The White Hart

  • The image for the story of Spiby
  • White Hart 1989
  • Old White Hart
  • Old White Hart
Archive Notes:

Articles about the White Hart; also a newspaper cutting and photo about a sheep, Spiby, which used to be taken into the pub on a lead!

First mention of this inn was in 1577. A White Hart was the Yorkist badge of Richard II. The building which we are now looking at was the last location of an inn with this name, this being built probably sometime in the first half of the 19th century and closed in 1999. The clubroom, now recently developed as housing, was the meeting place for the Morris Men. In the 1940s and 1950s, two of the Landlords were Mr Highfield and Arthur Vale.

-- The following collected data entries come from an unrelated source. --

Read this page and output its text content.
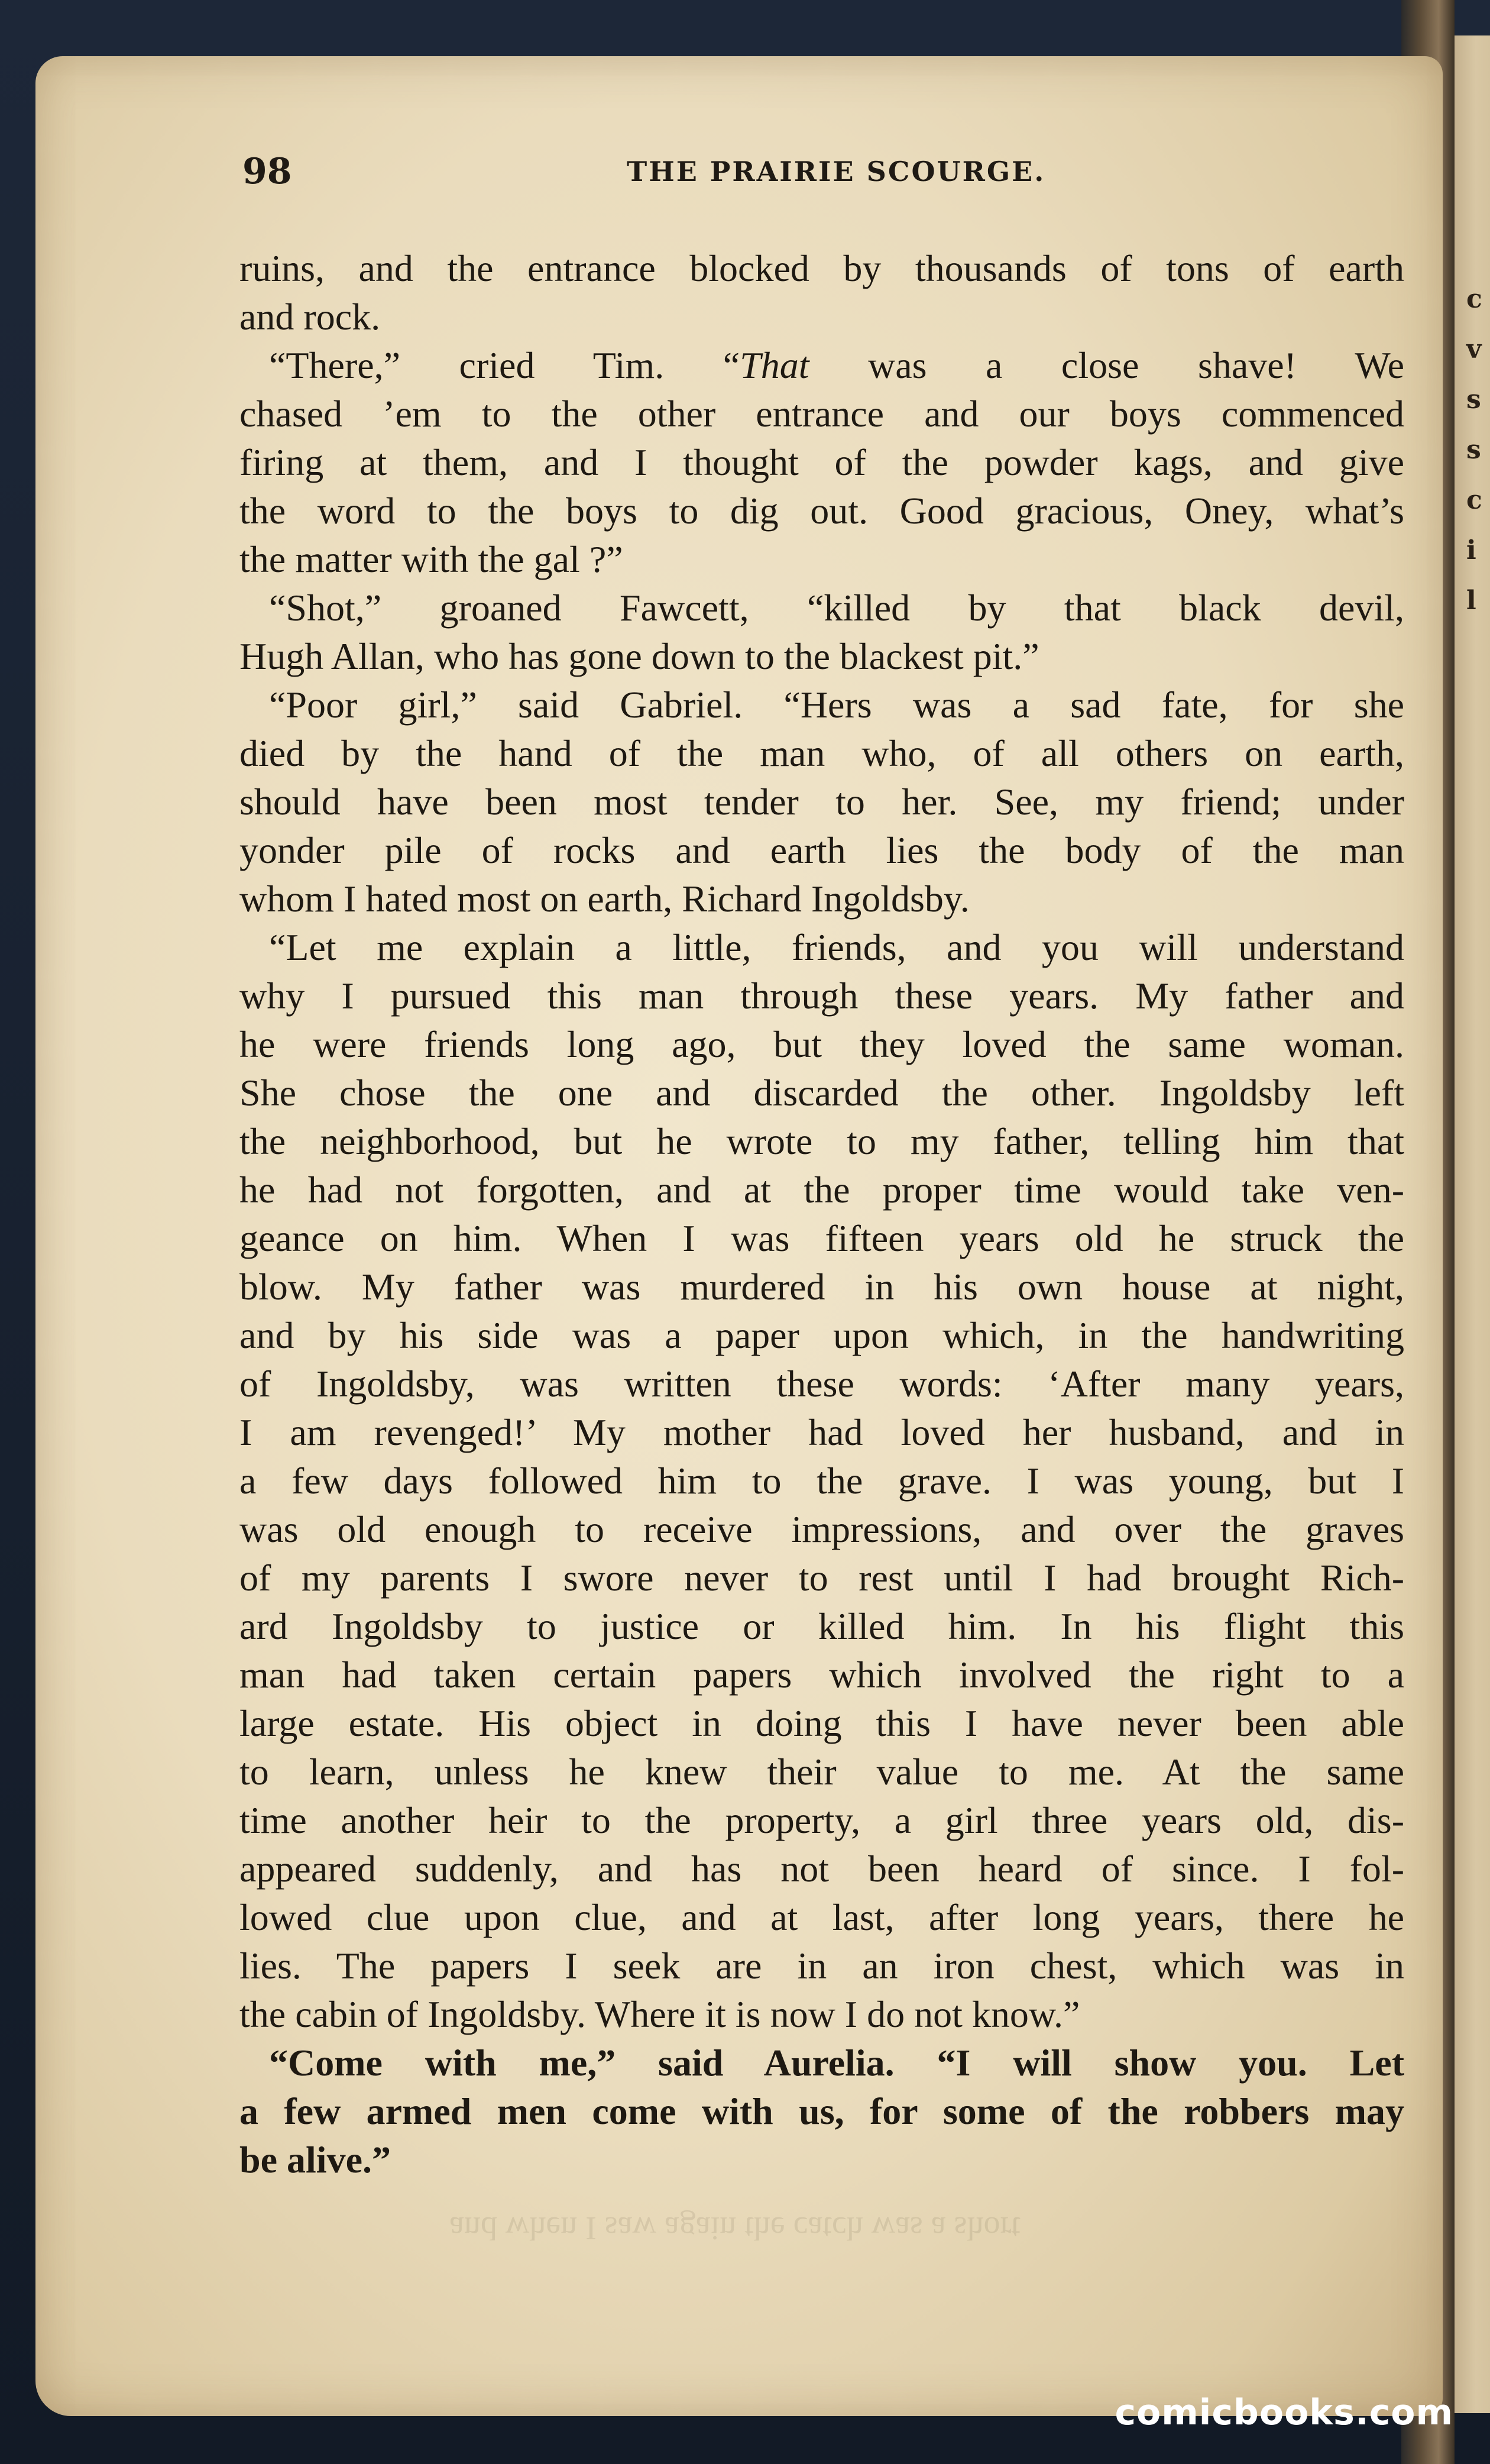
c
v
s
s
c
i
l
98	THE PRAIRIE SCOURGE.
ruins, and the entrance blocked by thousands of tons of earth
and rock.
“There,” cried Tim. “That was a close shave! We
chased ’em to the other entrance and our boys commenced
firing at them, and I thought of the powder kags, and give
the word to the boys to dig out. Good gracious, Oney, what’s
the matter with the gal ?”
“Shot,” groaned Fawcett, “killed by that black devil,
Hugh Allan, who has gone down to the blackest pit.”
“Poor girl,” said Gabriel. “Hers was a sad fate, for she
died by the hand of the man who, of all others on earth,
should have been most tender to her. See, my friend; under
yonder pile of rocks and earth lies the body of the man
whom I hated most on earth, Richard Ingoldsby.
“Let me explain a little, friends, and you will understand
why I pursued this man through these years. My father and
he were friends long ago, but they loved the same woman.
She chose the one and discarded the other. Ingoldsby left
the neighborhood, but he wrote to my father, telling him that
he had not forgotten, and at the proper time would take ven-
geance on him. When I was fifteen years old he struck the
blow. My father was murdered in his own house at night,
and by his side was a paper upon which, in the handwriting
of Ingoldsby, was written these words: ‘After many years,
I am revenged!’ My mother had loved her husband, and in
a few days followed him to the grave. I was young, but I
was old enough to receive impressions, and over the graves
of my parents I swore never to rest until I had brought Rich-
ard Ingoldsby to justice or killed him. In his flight this
man had taken certain papers which involved the right to a
large estate. His object in doing this I have never been able
to learn, unless he knew their value to me. At the same
time another heir to the property, a girl three years old, dis-
appeared suddenly, and has not been heard of since. I fol-
lowed clue upon clue, and at last, after long years, there he
lies. The papers I seek are in an iron chest, which was in
the cabin of Ingoldsby. Where it is now I do not know.”
“Come with me,” said Aurelia. “I will show you. Let
a few armed men come with us, for some of the robbers may
be alive.”
and when I saw again the catch was a short
comicbooks.com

Also photo of White Hart in 1989.

Not included is an image of the old White Hart, Wheatley, 1822, drawn by James Buckler and held at the Bodleian Library under reference Ms Top Oxon a69 folios 587-9 which includes a sketch of The Manor and the Chapel of Ease. The signboard names the landlord as George Crookes. Buckler also sketched the Manor House and 1795 chapel on Bell Lane. (Bodleian Library, University of Oxford, MS Top Oxon a.69, fol. 588).

There is another sketch by R C Buckler also held at Bodleian Ms Top Gen a11 as well as one of the Manor, folios 546 and 549, which can only be seen at the Bodleian.

It is probable that the White Hart burned down soon after these sketches were made as George Crookes was only noted as landlord until 1822 with, thereafter, a considerable gap under the mid 1840s.

It has been suggested that, at the time when Mr Bathard was the licensee (1899-1911), he had the 'village stocks' which were kept in the gated pathway from the High Street (adjacent the White Hart) up to Church Road. This cannot be corroborated and these stocks, if this was the case, may not have been the original ones from the time of the lock up in the 1830s - amd may have been kept for a bit of fun rather than for locking people up!